Geoffrey Anyanwu, Awka
President General of Ohanaeze Ndigbo Worldwide, Chief Nnia Nwodo, has said he dissolved the organisation’s branches in Ghana and London because of increasing factions.
Nwodo said the leadership of the apex Igbo socio-cultural organisation was worried about the development and would no longer tolerate any faction in the body, anywhere in the world.
The Ohanaeze boss spoke at Abagana in Njikoka Local Government Area of the state during the celebration of this year’s New Yam Festival, organised by the President of Igbo World Assembly, Dr. Nwachukwu Anakwenze.
He lamented the seeming disunity among Ndigbo and urged the people to come together and forge ahead for the task ahead of the ethnic nationality.
He said it would appear that the great and admirable intelligence for which Igbo were known, was gradually overwhelming them, wondering why the people should not plan and work together wherever they lived.
Nwodo, who spoke in Igbo said: “I just returned from Ghana, where I dissolved the two factions of Ohanaeze, along with the two presidents’ general and two traditional rulers and we are making arrangement on when to go and conduct proper election for them in that country.
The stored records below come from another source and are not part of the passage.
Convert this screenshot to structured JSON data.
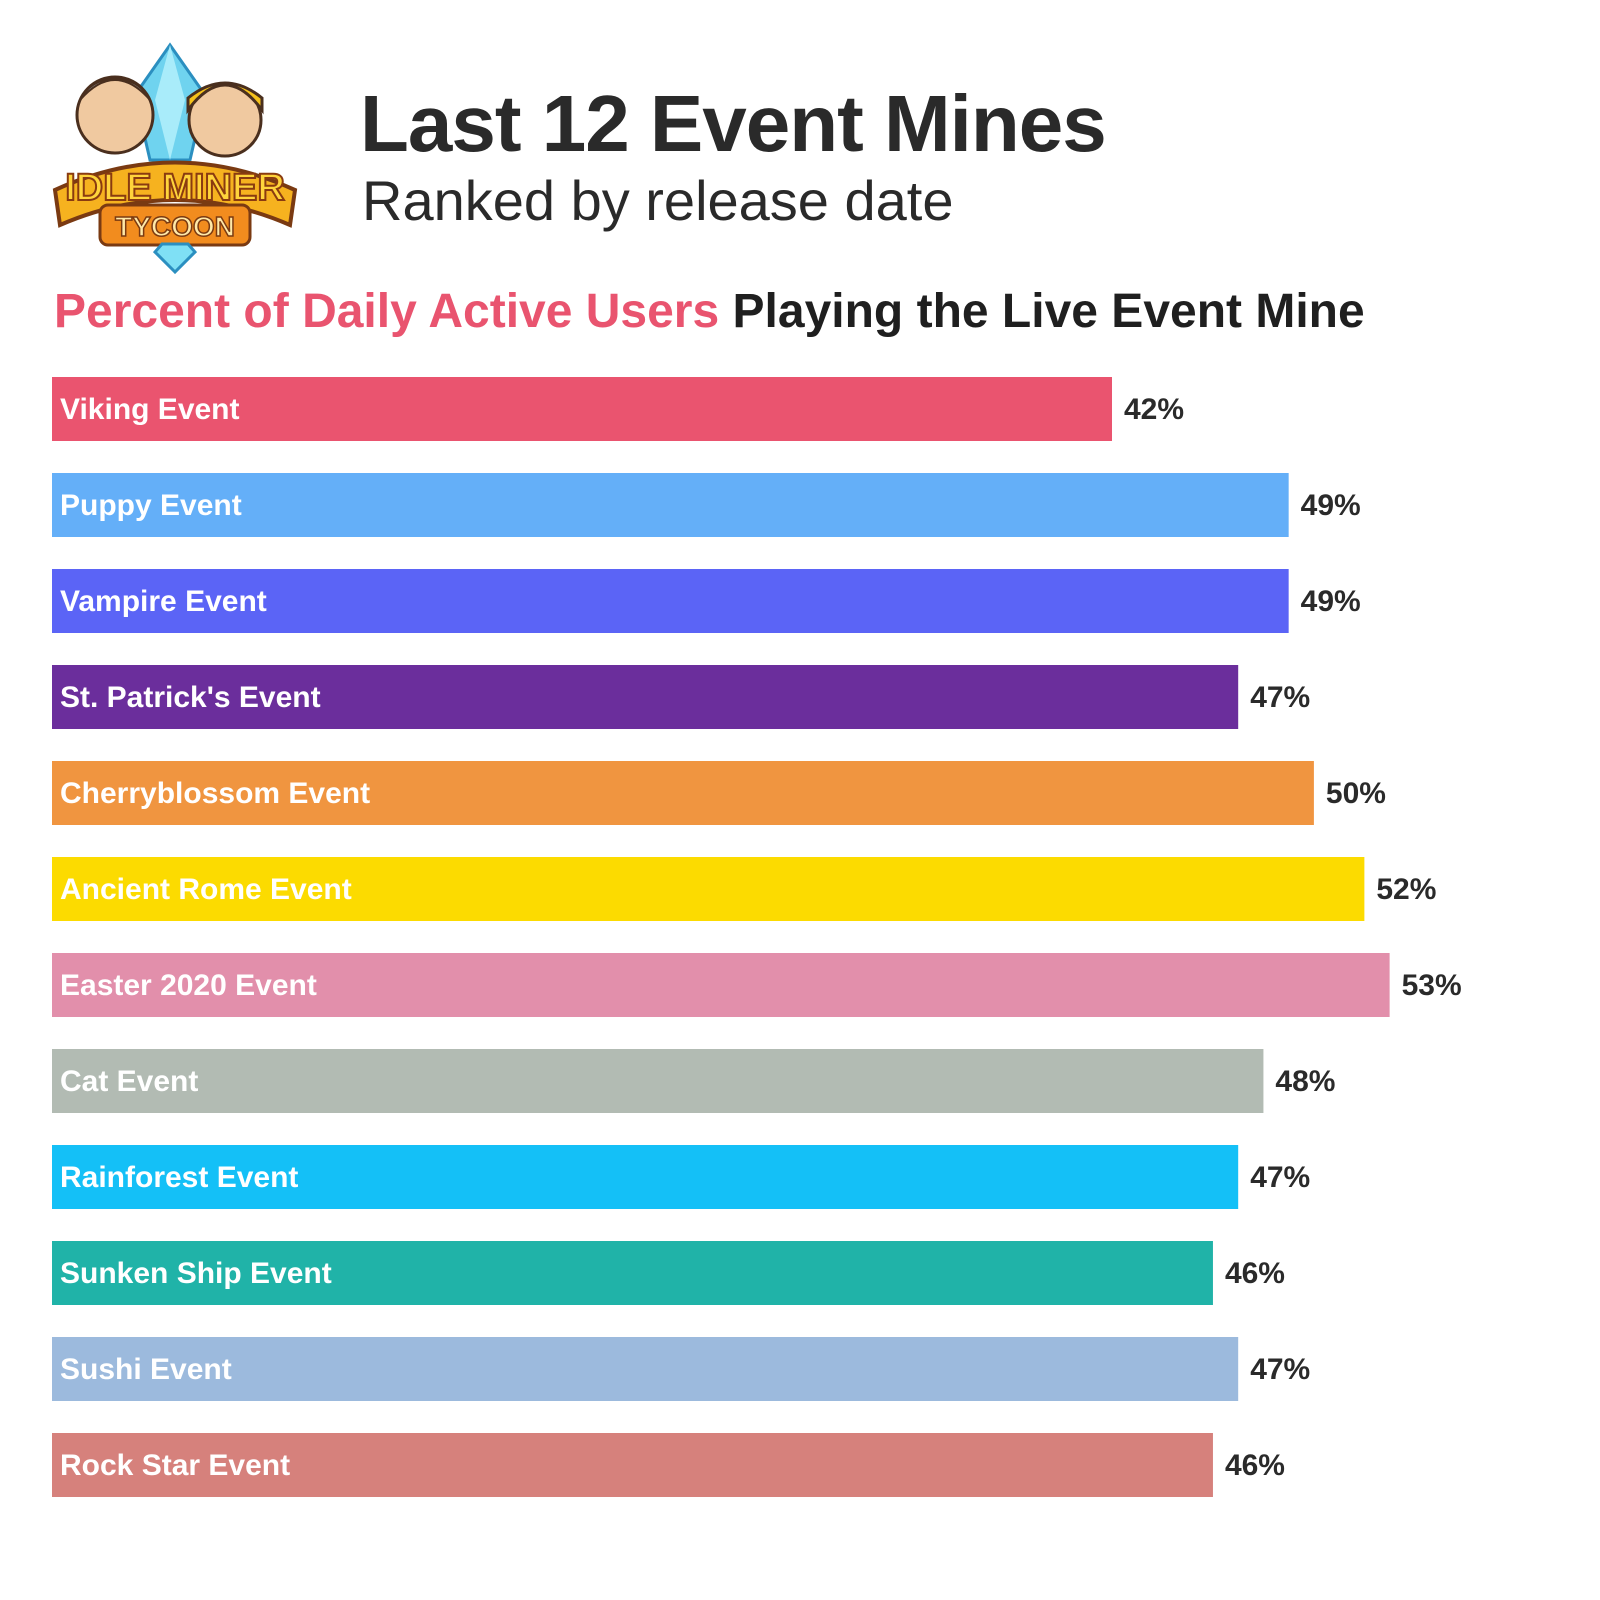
{
  "header": {
    "logo_text_line1": "IDLE MINER",
    "logo_text_line2": "TYCOON",
    "title": "Last 12 Event Mines",
    "subtitle": "Ranked by release date",
    "heading_accent": "Percent of Daily Active Users",
    "heading_rest": "Playing the Live Event Mine"
  },
  "chart_data": {
    "type": "bar",
    "orientation": "horizontal",
    "title": "Last 12 Event Mines",
    "subtitle": "Ranked by release date",
    "xlabel": "",
    "ylabel": "",
    "xlim": [
      0,
      62
    ],
    "grid": false,
    "categories": [
      "Viking Event",
      "Puppy Event",
      "Vampire Event",
      "St. Patrick's Event",
      "Cherryblossom Event",
      "Ancient Rome Event",
      "Easter 2020 Event",
      "Cat Event",
      "Rainforest Event",
      "Sunken Ship Event",
      "Sushi Event",
      "Rock Star Event"
    ],
    "values": [
      42,
      49,
      49,
      47,
      50,
      52,
      53,
      48,
      47,
      46,
      47,
      46
    ],
    "value_labels": [
      "42%",
      "49%",
      "49%",
      "47%",
      "50%",
      "52%",
      "53%",
      "48%",
      "47%",
      "46%",
      "47%",
      "46%"
    ],
    "colors": [
      "#ea546f",
      "#64aff8",
      "#5b64f6",
      "#6b2e9c",
      "#f09540",
      "#fcdb00",
      "#e28fab",
      "#b2bbb3",
      "#14c0f7",
      "#20b3a8",
      "#9cbadd",
      "#d6817c"
    ]
  }
}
“There are about one million Igbo in Ghana and I have asked the country’s Minister of Interior not to recognise any of the factions. Even in London, we have factions and we have also dissolved them, pending when they will unite to form a united Ohanaeze in that branch. Lagos also had a similar problem, but we have been able to resolve the problem.
“It would appear that the intelligence of our people is overwhelming us, such that many of our people no longer reason properly.
“Our people should know that we are facing a very difficult challenge in Nigeria and my appeal to all Igbo is to be vigilant to be able to wage the battle facing us.
“Let us not allow disaster to befall our race in our generation. I believe that we are equal to the task before us and I am optimistic that we shall overcome.”
Commending Anakwenze, for galvanising the Igbo in the diaspora and celebrating the Igbo culture consistently, both in Nigeria and abroad, Nwodo asked others to emulate him.
Earlier, Anakwenze, who is the traditional prime minister of Abagana and former president of Anambra State Associations in the United States of America (ASA-USA), said his interest in sustaining the Igbo culture would not wane.
He said Igbo in the diaspora had established Igbo schools in Atlanta and Virginia with the teaching of Igbo culture as a major subject, adding that plans were afoot to bring some Igbo youths in USA for summer programmes in some Nigerian universities during which they would interact with their counterparts in Nigeria.